2) The attrition rate in the Milwaukee study was actually 56%, not 75%. Ravitch was relying on a third party’s critique of the study (to which Ravitch linked) that had the wrong figure, rather than reading the study herself. Moreover, the results regarding the higher attainment of voucher students are drawn from the graduation rate for all students who initially participated in the voucher program in the 9th grade in the fall of 2006, not just those who remained in the program.
3) Wolf’s team used data from the National Clearinghouse of College Enrollment to track these students into college.
Ravitch responded by hyperventilating about Wolf’s supposed “vitriol” (he had the temerity to point out that she’s not a statistician, didn’t understand the methods she was critiquing, and that she was relying on incorrect secondary sources) and posting a response from Kevin Welner of the University of Colorado at Boulder, who heads the National Education Policy Center (NEPC), which released the critique of Wolf’s study upon which Ravitch had relied.
Welner didn’t even attempt to defend Ravitch’s erroneous first and third claims, but took issue with Wolf’s rebuttal of her second claim. Welner defends the integrity of his organization’s critique by pointing out that when they read Wolf’s study, it had contained the “75% attrition” figure but that the number had been subsequently updated a few weeks later. They shouldn’t be faulted for not knowing about the update. As Welner wrote, “Nobody had thought to go back and see whether Wolf or his colleagues had changed important numbers in the SCDP report.”

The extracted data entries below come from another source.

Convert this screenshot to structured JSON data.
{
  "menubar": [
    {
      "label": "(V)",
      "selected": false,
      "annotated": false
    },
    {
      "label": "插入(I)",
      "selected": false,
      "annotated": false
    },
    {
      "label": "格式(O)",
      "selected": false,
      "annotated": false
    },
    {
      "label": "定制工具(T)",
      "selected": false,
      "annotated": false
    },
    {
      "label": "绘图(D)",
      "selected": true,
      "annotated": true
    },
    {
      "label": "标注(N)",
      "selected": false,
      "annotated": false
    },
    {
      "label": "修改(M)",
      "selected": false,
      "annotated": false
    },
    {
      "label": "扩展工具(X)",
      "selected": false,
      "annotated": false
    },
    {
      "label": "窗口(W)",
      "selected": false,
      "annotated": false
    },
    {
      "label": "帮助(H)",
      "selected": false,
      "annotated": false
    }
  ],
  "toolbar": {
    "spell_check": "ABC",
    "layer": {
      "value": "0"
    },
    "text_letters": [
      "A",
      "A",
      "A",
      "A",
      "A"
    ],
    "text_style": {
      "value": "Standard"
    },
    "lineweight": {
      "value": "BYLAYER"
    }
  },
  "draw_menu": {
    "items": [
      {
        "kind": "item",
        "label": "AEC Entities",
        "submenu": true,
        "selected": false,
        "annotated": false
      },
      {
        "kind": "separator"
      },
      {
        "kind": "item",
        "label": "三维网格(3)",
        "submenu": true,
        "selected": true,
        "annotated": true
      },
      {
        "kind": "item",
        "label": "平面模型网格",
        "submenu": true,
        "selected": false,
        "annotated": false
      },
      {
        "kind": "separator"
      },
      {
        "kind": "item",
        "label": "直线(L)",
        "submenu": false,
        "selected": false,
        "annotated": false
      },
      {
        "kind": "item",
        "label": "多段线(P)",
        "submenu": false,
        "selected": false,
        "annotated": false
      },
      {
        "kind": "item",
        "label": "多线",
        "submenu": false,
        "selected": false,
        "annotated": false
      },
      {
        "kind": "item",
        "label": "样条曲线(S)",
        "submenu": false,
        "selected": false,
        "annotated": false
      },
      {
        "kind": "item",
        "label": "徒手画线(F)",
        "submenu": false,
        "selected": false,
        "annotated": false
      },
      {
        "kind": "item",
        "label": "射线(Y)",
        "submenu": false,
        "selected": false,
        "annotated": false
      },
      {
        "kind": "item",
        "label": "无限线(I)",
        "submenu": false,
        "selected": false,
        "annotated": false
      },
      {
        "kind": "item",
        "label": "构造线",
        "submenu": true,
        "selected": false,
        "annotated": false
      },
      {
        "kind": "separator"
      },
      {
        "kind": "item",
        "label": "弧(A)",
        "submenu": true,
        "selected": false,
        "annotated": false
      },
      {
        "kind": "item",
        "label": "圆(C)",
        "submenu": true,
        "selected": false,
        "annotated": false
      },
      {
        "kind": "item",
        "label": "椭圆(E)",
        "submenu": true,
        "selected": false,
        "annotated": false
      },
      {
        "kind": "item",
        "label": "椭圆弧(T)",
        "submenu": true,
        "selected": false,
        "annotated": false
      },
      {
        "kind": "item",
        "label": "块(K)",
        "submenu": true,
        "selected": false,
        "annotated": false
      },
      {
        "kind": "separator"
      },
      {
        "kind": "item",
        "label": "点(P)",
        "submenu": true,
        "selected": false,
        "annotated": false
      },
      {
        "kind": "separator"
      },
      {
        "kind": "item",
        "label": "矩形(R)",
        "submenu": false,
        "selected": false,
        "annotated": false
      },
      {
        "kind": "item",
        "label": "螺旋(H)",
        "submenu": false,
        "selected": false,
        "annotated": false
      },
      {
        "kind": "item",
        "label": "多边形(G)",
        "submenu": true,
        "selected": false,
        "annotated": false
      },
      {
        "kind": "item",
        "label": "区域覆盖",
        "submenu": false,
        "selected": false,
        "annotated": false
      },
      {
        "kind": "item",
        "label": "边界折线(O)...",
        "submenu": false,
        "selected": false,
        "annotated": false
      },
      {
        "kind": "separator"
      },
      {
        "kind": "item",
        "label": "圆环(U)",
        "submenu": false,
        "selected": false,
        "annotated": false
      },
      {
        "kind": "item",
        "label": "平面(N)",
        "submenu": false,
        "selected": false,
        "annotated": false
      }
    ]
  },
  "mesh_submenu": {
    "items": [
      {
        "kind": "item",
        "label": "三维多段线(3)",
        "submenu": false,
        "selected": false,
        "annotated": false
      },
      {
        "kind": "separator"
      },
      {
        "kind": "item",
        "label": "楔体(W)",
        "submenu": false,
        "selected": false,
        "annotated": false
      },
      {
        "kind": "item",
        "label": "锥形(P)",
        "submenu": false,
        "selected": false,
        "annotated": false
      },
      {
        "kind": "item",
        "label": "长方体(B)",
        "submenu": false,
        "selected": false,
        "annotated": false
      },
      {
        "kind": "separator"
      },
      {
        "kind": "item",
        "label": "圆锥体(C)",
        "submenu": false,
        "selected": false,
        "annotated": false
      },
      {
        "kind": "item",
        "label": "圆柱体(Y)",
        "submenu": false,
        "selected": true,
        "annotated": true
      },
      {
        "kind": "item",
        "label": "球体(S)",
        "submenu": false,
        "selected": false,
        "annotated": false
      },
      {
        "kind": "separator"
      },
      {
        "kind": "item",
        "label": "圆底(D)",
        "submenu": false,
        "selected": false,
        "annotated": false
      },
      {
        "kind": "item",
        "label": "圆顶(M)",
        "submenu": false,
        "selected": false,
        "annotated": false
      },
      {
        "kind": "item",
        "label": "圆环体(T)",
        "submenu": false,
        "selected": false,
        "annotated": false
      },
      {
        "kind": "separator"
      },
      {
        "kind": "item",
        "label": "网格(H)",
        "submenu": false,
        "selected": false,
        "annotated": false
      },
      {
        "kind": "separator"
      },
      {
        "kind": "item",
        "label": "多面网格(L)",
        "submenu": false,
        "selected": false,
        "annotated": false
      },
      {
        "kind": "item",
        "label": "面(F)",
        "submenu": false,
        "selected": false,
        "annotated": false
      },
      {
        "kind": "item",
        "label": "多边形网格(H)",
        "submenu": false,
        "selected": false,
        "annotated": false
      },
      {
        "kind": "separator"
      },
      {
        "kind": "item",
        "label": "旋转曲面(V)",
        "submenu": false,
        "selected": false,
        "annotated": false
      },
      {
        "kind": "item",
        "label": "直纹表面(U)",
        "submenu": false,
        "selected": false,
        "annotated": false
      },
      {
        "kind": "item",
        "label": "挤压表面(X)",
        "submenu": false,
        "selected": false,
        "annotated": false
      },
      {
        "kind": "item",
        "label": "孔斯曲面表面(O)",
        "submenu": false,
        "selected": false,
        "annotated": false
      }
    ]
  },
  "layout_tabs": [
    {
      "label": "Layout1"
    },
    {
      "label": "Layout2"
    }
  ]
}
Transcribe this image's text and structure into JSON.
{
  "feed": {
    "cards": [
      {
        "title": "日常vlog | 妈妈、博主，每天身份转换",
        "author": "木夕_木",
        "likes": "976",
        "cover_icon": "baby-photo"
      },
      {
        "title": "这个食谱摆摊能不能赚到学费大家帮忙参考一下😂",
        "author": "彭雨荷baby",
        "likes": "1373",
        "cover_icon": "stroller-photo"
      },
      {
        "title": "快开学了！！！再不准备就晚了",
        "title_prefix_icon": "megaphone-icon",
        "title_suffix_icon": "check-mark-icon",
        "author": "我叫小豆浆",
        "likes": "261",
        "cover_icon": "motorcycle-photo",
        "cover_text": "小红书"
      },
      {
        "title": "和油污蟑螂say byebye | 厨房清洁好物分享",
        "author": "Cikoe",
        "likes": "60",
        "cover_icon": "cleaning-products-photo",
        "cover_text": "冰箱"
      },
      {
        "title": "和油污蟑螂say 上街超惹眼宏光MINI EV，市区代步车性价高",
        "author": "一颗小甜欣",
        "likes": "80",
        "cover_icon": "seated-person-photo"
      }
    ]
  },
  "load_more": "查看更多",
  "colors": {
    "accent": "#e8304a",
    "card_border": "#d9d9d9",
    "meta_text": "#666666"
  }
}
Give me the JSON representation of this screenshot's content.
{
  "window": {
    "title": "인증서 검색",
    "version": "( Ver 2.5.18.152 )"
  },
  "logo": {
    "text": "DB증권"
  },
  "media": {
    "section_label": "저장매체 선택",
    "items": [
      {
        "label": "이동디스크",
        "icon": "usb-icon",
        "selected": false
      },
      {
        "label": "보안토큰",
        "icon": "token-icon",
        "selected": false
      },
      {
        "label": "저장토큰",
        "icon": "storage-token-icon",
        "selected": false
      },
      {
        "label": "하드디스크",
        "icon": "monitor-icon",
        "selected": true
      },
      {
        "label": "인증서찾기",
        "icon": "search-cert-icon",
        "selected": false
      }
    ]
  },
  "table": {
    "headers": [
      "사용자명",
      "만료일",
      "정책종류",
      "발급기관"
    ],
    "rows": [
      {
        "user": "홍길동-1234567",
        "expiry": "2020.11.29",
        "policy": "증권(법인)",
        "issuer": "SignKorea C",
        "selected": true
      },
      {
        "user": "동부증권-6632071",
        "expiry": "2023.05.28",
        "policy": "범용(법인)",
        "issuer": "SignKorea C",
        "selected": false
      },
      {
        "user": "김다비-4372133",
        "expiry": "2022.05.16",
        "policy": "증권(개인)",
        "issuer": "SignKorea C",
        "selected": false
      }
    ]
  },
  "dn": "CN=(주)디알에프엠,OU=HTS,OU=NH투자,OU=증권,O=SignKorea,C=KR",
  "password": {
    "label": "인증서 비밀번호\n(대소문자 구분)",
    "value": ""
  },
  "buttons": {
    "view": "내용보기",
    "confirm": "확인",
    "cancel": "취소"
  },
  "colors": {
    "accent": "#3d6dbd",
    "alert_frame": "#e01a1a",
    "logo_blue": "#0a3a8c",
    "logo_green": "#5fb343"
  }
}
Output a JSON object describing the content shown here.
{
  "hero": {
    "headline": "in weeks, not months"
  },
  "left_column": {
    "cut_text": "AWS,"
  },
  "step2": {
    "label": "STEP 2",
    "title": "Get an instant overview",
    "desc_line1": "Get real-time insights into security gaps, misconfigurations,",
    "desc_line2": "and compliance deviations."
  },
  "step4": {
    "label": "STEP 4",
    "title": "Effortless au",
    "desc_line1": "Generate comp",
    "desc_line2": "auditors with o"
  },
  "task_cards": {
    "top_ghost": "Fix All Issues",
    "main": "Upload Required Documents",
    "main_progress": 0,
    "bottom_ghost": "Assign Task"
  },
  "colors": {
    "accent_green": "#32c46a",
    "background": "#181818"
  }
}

That would be a fair point, except for the fact that they did know about the change. As Wolf pointed out, page four of the NECP critique contains the following sentence: “Notably, more than half the students (56%) in the MPCP 9th grade sample were not in the MPCP four years later.” In other words, the author of the NECP critique had seen the corrected report but failed to update parts of his critique. This is certainly not the smoking gun Welner thought it was.
Ravitch replied, again demonstrating her misunderstanding of intention-to-treat (“And, I dunno, but 56% still looks like a huge attrition rate”) and leaving the heavy lifting to Welner. Welner’s main argument is that Wolf should have “been honest with his readers the first time around, instead of implying ignorance or wrongdoing as a cheap way to scores some points against Diane Ravitch and (to a lesser extent) NEPC.” Welner would have had a point if Wolf’s initial response had been to NECP and not Ravitch, but Wolf’s point was that Ravitch was holding herself out as an expert when she had never read the primary source material that she was criticizing. Instead, she relied on a secondary source that cited two contradictory figures. She either didn’t notice or intentionally chose what she thought was the more damning of the two figures—though, again, the figure doesn’t matter for purposes of an intention-to-treat study.
We all make mistakes. Wolf’s team made a mistake in their report and corrected it within a few weeks. Welner has stated that his team will correct the NECP report now that their error has come to their attention a year later. Ravitch should also correct her erroneous assertions regarding the results and methodology of the studies.